I'm not sure why I let this blog languish...or why I feel like posting again. All I know is that I feel the need to write.
Recovery is a strange, difficult progress. So far, it's been a meandering journey for me, full of stops and starts, detours, roadblocks, mountains, valleys, hidden dangers, beautiful discoveries, etc. Often it takes a crisis to get me willing to get moving in a new direction. A crisis brought me to therapy in the first place and, since then, much of the work I have done has been motivated by pain and desperation.
Months ago, I had another crisis: a panic attack so severe that I ended up in the emergency room, thinking I was dying. I scared the hell out of some of the people who saw me. Physically, I recovered quickly. Emotionally, I felt at the end of my rope.

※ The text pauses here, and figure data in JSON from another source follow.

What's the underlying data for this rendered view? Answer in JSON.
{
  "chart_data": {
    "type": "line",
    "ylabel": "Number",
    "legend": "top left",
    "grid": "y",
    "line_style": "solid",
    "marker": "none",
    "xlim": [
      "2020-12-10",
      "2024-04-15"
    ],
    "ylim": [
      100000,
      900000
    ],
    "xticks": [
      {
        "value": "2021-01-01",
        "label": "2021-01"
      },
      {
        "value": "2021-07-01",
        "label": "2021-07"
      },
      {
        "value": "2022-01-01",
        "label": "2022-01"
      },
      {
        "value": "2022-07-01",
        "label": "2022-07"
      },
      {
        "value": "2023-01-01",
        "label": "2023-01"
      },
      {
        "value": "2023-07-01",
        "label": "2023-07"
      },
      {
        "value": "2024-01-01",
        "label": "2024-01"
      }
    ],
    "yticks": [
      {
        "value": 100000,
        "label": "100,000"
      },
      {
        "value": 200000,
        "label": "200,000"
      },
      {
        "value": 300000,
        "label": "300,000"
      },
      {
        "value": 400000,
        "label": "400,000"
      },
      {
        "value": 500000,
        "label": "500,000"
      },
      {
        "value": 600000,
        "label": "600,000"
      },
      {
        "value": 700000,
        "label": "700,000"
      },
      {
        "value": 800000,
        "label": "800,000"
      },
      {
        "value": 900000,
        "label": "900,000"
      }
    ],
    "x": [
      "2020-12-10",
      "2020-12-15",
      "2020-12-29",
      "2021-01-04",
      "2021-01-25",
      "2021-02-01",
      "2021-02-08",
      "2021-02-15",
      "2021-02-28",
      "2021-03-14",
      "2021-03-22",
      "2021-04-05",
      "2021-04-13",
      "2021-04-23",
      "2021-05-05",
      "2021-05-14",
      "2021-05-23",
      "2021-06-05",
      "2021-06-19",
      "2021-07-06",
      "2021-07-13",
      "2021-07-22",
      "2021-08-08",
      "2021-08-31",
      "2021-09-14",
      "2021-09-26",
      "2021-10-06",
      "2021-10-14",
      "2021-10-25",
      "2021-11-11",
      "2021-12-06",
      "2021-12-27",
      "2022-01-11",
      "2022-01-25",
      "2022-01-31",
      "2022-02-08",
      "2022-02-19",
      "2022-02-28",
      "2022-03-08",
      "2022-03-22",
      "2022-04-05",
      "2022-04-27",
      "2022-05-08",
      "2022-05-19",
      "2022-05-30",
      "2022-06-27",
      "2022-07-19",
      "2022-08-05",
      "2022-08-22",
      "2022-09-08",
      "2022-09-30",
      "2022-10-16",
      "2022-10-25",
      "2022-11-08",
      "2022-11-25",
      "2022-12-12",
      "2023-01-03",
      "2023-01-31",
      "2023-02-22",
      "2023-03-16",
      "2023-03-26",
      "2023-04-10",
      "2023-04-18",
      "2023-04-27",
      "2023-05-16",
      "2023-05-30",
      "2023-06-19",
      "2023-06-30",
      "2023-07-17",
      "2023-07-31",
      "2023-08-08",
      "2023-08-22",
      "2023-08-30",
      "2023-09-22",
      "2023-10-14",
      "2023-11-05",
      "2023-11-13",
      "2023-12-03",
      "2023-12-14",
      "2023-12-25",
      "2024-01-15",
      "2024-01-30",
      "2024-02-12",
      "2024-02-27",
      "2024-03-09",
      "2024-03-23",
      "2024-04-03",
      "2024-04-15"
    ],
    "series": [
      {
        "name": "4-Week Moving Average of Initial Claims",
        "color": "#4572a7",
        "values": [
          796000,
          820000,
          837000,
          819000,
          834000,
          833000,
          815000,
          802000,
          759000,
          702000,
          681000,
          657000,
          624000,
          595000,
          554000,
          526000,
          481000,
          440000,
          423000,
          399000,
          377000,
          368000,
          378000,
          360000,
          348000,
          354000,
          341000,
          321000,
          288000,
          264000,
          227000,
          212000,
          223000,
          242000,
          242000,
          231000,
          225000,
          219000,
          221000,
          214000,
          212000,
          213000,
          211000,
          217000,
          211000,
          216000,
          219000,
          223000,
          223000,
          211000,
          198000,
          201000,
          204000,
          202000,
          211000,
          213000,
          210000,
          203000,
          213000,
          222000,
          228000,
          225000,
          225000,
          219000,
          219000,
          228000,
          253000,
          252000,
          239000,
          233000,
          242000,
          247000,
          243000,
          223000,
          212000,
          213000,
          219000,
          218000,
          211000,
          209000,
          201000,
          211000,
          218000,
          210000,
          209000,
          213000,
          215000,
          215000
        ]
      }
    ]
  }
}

So I pretty much blamed it all on Randy, my therapist. (Later, I apologized but told him he did make for a handy whipping boy. "Gee, thanks," he replied.) The upshot is that I decided I needed a completely different form of therapy, something more structured, less long term, with a definite and predictable duration -- in other words, EMDR. So I found someone whose website impressed me and who sounded nice on the phone, and off I went (with Randy's blessing).
Long story short, New Therapist and I were not a good fit. No, it was worse than that. To be completely frank, I think she was in way over her head with me...and possibly with any sexual trauma survivor. One example: she showed a shocking disregard for personal boundaries by touching me without permission when I was already triggered...and she acted as if she'd never before seen a PTSD-ish reaction to unwanted touch. Heck, I thought I was low key with my "Don't touch me!" It's not like I screamed or ran out the door or curled into a weepy ball or started having some full-blown flashback -- all things I've done in the past. She also seemed to think nothing wrong of unsolicited touch and acted as if the whole thing was my weird problem and an overreaction on my part. What are they teaching in therapy school? It's pretty bad when the client has a better idea of what is appropriate and what's not, and why.
I put up with things as long as I could, wanting to give her the benefit of the doubt, and not wanting to give up too easily. But eventually, I realized we were heading nowhere, and I was just wasting time and money.
Now I'm back with Randy. It's good.
Some might see my time with Bad Therapist as a senseless detour. But it turns out that I'm glad for the experience, but that's for another post sometime in the future.
In the meantime, over the next few weeks, I hope to be posting about my EMDR experience...that really wasn't.